The message this morning is not just about Andrea Pitts. It comes from Andrea Pitts. I bring no eulogy, but rather a report, a report that proclaims the truth of Christ in the midst of suffering from the very lips of a woman who embraced her death and lived her hope. The words today are not so much mine as they are hers. I am merely the translator. Let me explain.
On Sunday a week ago, having learned of Andrea’s illness, my wife and I spent the afternoon with the Pitts family. When we went into Andrea’s bedroom, she began to speak about such things as wakes and memorial services and songs that she wanted sung. I stopped her. I interrupted her. I said, “Andrea, wait, you’re way down the road. Surely you haven’t given up hope, have you? You’re going tomorrow for a new medication, and it may slow or stop your cancer. Don’t give up hope!”
As quickly as her weakened condition would allow, but as strongly and as incisive as ever, she began to instruct me. She preached to the preacher, which is always a good thing. Andrea’s word was, “There are different kinds of hope.”
She went on to explain, as if that thought had been turning in her mind for some while. “There are different kinds of hope”.

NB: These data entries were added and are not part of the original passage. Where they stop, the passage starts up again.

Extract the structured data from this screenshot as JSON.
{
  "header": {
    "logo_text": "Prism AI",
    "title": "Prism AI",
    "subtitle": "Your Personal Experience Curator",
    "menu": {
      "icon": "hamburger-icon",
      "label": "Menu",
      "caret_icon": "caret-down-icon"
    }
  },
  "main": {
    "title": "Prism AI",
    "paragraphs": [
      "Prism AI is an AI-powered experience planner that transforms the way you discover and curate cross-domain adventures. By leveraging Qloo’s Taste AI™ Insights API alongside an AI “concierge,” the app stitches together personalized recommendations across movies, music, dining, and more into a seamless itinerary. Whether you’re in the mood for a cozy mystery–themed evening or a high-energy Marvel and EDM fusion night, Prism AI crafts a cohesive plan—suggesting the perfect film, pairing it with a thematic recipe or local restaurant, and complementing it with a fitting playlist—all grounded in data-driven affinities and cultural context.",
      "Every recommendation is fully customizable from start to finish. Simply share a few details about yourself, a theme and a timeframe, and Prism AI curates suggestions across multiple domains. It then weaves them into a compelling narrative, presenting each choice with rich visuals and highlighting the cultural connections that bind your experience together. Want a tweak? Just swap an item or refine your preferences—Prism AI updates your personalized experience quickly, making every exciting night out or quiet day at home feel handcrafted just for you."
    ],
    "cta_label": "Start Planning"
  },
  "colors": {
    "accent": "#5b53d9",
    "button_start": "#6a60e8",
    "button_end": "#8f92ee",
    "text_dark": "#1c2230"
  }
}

The first, she said, was the hope for healing. There is always that possibility. But Andrea did not linger long on that aspect of her hope. Instead she spoke of being blessed. She said, “God has been good to me.” In a most pointed and definite way, Andrea insisted that even in her suffering, she was blessed. Not an easy thing to get your mind around, but there it was, and she was definite. “I have been blessed, but, no, I AM blessed, right now.” She said it over and over again, as if it were a new idea that she wanted to savor: “I AM blessed, no doubt about that.” It could not have been said more clearly if it had been a thunderclap. “I am blessed right now.”
I could not begin to unpack all that she meant, but it sounds very much like what the apostle tells us in the Roman letter, that suffering produces endurance, and endurance produces character, and character produces hope. This sort of hope strengthens, even when the suffering intensifies and the illness deepens. This sort of hope reaches out for answers and expects to find them, even though the questions multiply. This sort of hope, this hope that comes from character, is built over months and years of thinking about your life and of living out your convictions.
The Andrea Pitts who advocated for the poor was honing a character that would be formed in suffering and would endure into hope. The Andrea Pitts who had worked with dying children and had compiled their stories into a lovely booklet was delving into the deeps for truths beyond our normal perception. The Andrea Pitts who would think things through and give her energies to causes she knew to be right, though often inconvenient, was growing a character that would be tried in the crucible and would be refined into wholeness. Andrea lifts up for us the kind of hope that sees blessings, even in the most dismal of circumstances, and does not give up. She had that kind of hope – a hope born of suffering, endurance, and character, a hope for the moment of trial.